Dentre elas, destacam-se importantes definições sobre o processamento de ações de improbidade administrativa, como será detalhado a seguir.


1. REsp 1.925.492

Tema: Cabimento de agravo de instrumento em Ação de Improbidade Administrativa

Objeto: Recurso Especial interposto contra decisão que não conheceu do Agravo de Instrumento apresentado pelo Ministério Público do Rio de Janeiro, em face de decisão do Juízo de 1º grau que indeferiu pedido de produção de prova oral

Resultado: Na origem, trata-se de Ação de Improbidade Administrativa na qual o juízo de primeiro grau indeferiu o pedido de depoimento pessoal da ré, o que resultou na interposição de Agravo de Instrumento. O Recurso não foi conhecido sob o fundamento de que seria "inaplicável na hipótese o disposto no artigo 19, parágrafo 1º da Lei n. 4.717/1965, já que se refere às Ações Populares" e "a Decisão hostilizada não se enquadra no rol taxativo do artigo 1.015 do Código de Processo Civil". Entretanto, analisando a questão, o STJ que consignou que deveria ser aplicado à Ação de Improbidade Administrativa o mesmo entendimento já adotado em relação à Ação Popular, “como sucedeu, entre outros, o seguinte precedente: ‘A norma específica inserida no microssistema de tutela coletiva, prevendo a impugnação de decisões interlocutórias mediante agravo de instrumento (art. 19 da Lei n. 4.717/65), não é afastada pelo rol taxativo do art. 1.015 do CPC/2015, notadamente porque o inciso XIII daquele preceito contempla o cabimento daquele recurso em 'outros casos expressamente referidos em lei'" (AgInt no REsp 1.733.540/DF, Rel. Ministro Gurgel de Faria, Primeira Turma, DJe 4.12.2019). Com base nesse entendimento, a Segunda Turma de Direito Público da Corte deu provimento ao recurso por unanimidade, nos termos do voto do Ministro Relator.

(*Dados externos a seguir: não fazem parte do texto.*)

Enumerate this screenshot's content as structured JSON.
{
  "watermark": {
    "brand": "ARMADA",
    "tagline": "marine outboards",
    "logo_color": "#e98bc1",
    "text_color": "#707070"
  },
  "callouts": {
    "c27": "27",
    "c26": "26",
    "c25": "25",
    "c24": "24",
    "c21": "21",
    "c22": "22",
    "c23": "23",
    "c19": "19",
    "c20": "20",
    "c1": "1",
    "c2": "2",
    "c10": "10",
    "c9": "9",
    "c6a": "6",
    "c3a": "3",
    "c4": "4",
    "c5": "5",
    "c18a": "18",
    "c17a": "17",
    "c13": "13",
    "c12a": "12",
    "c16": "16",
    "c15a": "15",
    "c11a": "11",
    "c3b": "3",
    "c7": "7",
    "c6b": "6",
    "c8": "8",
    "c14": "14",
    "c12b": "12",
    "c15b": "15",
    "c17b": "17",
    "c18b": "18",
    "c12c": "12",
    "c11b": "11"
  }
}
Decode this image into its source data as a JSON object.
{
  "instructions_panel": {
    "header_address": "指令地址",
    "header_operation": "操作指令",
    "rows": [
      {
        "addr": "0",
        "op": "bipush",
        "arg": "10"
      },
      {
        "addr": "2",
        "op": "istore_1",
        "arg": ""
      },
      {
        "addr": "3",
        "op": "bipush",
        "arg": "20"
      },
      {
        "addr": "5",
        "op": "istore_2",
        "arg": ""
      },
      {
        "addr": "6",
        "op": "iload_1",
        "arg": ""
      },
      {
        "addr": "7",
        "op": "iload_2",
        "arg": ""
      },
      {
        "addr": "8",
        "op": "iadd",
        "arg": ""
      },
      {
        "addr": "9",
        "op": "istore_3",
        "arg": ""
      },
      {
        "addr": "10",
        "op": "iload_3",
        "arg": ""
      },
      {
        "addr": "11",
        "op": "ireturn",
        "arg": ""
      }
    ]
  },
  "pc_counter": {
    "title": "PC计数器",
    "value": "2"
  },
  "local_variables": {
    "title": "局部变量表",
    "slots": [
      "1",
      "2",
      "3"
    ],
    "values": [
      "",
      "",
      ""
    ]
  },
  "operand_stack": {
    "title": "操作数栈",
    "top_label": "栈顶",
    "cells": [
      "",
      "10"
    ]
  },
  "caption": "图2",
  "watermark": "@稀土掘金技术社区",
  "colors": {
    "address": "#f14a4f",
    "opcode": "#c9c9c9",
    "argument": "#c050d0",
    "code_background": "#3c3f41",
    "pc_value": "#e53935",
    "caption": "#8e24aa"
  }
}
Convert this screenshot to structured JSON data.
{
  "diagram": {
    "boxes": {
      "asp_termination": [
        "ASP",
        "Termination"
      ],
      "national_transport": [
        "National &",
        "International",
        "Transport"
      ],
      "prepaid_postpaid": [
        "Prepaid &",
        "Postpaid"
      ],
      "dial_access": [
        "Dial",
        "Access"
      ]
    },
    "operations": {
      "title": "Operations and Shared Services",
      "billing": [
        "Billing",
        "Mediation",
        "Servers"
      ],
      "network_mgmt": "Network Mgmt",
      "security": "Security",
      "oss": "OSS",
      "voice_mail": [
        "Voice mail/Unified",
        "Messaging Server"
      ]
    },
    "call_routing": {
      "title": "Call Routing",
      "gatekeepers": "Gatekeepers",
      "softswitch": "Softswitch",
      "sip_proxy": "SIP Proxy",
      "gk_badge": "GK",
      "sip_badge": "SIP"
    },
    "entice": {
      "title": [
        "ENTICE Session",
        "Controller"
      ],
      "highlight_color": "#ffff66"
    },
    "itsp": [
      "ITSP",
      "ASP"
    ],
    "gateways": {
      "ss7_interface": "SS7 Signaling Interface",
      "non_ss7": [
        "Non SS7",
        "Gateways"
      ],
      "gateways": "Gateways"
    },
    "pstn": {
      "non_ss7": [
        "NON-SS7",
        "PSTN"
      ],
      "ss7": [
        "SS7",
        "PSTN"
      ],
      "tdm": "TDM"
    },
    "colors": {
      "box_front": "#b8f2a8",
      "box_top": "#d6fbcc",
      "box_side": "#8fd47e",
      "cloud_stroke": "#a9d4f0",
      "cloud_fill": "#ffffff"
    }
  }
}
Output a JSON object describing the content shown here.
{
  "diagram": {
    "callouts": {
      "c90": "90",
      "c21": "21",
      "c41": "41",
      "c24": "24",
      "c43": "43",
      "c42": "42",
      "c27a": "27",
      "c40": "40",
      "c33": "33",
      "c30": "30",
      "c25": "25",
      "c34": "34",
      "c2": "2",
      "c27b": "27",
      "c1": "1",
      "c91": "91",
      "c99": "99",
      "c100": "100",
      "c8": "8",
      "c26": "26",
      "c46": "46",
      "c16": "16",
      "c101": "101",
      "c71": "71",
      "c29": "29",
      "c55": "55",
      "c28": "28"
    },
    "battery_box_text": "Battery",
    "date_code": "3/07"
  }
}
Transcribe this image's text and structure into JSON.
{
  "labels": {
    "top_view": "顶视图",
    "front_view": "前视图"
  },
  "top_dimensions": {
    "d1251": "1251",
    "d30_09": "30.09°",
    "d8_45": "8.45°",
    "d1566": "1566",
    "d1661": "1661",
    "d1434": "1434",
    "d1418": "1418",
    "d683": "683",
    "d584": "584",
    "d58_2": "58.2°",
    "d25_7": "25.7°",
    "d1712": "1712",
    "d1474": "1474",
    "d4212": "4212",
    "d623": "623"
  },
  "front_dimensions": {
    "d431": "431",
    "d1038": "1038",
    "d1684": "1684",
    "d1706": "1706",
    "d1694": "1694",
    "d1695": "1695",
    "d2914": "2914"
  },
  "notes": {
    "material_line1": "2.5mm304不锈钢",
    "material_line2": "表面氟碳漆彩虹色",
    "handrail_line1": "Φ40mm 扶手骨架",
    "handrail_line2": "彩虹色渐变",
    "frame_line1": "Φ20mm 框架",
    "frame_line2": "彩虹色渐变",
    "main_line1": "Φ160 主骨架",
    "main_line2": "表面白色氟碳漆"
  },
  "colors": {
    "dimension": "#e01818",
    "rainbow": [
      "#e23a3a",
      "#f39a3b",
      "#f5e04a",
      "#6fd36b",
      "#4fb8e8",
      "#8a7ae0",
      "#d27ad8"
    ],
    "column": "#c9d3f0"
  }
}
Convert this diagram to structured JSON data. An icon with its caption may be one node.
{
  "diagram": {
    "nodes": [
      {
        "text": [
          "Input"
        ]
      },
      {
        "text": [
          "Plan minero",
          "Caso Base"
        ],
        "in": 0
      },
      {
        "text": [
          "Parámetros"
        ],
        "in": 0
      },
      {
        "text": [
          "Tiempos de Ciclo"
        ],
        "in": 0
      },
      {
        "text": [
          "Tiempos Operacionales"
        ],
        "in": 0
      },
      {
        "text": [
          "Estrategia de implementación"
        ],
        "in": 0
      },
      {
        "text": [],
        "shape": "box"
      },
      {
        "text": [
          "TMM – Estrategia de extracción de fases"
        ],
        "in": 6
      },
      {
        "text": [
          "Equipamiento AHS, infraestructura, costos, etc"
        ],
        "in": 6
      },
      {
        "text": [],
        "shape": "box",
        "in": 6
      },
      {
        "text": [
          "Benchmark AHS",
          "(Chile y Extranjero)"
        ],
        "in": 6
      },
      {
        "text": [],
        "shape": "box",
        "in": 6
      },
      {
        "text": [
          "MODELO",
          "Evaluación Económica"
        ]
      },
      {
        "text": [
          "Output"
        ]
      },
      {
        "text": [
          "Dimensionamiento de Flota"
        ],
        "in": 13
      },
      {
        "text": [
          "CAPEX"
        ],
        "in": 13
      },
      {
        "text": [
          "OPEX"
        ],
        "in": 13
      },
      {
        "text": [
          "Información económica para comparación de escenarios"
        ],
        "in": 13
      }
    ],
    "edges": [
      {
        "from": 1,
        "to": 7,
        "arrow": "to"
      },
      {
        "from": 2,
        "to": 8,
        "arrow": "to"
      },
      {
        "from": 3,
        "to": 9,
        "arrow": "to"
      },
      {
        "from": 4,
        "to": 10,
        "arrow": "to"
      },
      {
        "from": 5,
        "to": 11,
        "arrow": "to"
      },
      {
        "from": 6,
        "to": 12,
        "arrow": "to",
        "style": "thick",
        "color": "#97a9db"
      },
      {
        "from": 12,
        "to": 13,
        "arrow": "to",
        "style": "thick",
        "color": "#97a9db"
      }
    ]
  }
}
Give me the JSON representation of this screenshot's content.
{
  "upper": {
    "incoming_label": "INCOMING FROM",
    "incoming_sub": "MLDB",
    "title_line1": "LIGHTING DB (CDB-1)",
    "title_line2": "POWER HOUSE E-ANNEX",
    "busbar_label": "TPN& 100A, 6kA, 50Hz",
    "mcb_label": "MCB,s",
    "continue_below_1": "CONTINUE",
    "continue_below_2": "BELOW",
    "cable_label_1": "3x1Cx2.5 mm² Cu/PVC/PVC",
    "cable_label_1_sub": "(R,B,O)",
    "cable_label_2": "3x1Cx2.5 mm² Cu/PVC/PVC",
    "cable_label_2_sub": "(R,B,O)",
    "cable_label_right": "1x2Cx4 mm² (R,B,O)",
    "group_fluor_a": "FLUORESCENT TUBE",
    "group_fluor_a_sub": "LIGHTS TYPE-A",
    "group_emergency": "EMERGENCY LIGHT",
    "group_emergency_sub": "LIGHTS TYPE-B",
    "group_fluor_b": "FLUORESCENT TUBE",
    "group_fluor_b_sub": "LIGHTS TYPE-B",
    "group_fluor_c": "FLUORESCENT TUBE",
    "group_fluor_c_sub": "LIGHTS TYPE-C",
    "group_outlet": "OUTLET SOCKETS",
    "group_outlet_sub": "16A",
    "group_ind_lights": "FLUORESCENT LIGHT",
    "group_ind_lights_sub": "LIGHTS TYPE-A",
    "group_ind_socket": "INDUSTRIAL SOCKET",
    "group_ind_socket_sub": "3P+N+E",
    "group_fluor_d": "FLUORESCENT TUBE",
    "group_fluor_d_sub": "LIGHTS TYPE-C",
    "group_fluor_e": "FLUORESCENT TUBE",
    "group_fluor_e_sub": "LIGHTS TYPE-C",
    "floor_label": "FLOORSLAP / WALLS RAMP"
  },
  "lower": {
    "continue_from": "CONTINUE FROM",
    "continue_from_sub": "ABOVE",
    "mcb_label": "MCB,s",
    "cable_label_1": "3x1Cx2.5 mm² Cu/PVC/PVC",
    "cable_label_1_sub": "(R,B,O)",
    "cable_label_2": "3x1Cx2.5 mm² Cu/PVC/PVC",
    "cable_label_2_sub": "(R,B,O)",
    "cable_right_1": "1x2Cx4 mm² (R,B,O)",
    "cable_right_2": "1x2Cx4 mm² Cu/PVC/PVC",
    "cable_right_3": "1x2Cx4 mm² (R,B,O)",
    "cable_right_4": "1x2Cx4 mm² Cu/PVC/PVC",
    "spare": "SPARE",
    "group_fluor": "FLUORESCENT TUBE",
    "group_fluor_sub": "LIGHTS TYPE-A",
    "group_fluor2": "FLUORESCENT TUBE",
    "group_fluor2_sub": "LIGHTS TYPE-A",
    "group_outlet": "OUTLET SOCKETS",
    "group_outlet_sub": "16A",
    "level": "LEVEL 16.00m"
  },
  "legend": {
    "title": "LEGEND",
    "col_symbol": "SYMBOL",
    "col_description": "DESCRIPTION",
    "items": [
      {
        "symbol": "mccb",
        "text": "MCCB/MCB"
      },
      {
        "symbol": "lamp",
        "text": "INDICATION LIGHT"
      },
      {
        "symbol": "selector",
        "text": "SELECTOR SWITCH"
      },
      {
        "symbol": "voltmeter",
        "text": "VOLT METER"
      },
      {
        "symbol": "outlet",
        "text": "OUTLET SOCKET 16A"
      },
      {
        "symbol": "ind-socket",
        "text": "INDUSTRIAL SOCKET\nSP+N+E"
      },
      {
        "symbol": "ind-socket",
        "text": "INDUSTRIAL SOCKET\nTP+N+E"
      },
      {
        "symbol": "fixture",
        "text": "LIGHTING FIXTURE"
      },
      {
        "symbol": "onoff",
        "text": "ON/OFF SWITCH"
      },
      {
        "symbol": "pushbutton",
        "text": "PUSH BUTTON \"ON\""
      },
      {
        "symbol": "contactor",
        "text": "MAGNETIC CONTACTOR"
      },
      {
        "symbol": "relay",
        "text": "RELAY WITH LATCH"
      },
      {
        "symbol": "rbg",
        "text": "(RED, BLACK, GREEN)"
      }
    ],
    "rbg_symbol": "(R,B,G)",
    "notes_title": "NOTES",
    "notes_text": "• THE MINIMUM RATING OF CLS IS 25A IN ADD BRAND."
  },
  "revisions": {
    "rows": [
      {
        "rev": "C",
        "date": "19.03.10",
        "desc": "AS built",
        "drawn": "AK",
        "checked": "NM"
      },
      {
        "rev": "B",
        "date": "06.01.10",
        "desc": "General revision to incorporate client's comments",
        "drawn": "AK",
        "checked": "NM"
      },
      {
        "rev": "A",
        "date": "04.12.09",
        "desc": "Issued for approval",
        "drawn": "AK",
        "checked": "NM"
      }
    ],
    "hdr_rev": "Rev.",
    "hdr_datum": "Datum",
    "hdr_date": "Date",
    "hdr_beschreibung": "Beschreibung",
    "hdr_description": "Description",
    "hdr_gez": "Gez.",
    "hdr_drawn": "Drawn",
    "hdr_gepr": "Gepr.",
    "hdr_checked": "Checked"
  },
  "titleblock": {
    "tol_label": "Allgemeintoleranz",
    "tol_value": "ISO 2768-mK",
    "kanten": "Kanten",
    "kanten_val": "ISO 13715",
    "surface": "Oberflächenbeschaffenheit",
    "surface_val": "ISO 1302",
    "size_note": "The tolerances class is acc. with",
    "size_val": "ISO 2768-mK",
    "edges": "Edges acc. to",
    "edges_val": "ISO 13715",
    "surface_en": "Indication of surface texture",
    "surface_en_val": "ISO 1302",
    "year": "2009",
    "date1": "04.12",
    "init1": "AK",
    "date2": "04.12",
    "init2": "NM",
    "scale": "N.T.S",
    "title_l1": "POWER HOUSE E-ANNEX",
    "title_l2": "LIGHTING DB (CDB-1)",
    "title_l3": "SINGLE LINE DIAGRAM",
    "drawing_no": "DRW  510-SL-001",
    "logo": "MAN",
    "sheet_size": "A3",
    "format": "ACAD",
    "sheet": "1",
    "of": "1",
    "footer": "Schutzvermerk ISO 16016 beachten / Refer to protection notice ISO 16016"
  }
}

Relator: Ministro Herman Benjamin

Data do julgamento: 04/05/2021


2. REsp 1.929.230

Tema: Possibilidade de adoção de medidas executivas atípicas em Ações de Improbidade Administrativa.

Objeto: Recurso Especial interposto em face de acórdão que negou vigência ao art. 139, IV, do CPC, em ação de improbidade administrativa.

Resultado: A Segunda Turma de Direito Público do Superior Tribunal de Justiça entendeu serem cabíveis medidas executivas atípicas de cunho não patrimonial no cumprimento de sentença proferida em ação de improbidade administrativa, desde que preenchidos certos requisitos. O colegiado aplicou entendimento preconizado pela Terceira Turma de Direito Privado, segundo a qual "A adoção de meios executivos atípicos é cabível desde que, verificando-se a existência de indícios de que o devedor possua patrimônio expropriável, tais medidas sejam adotadas de modo subsidiário, por meio de decisão que contenha fundamentação adequada às especificidades da hipótese concreta, com observância do contraditório substancial e do postulado da proporcionalidade" (REsp 1.788.950/MT, Rel. Ministra Nancy Andrighi, Terceira Turma, DJe 26.4.2019). Ademais, a Turma entendeu que as balizas da proporcionalidade devem ser observadas com referência ao caso concreto, nas hipóteses em que as medidas atípicas se revelem excessivamente gravosas, por exemplo, causando prejuízo ao exercício da profissão. Com base nesse entendimento, deu-se parcial provimento ao recurso nos termos do voto do Ministro Relator.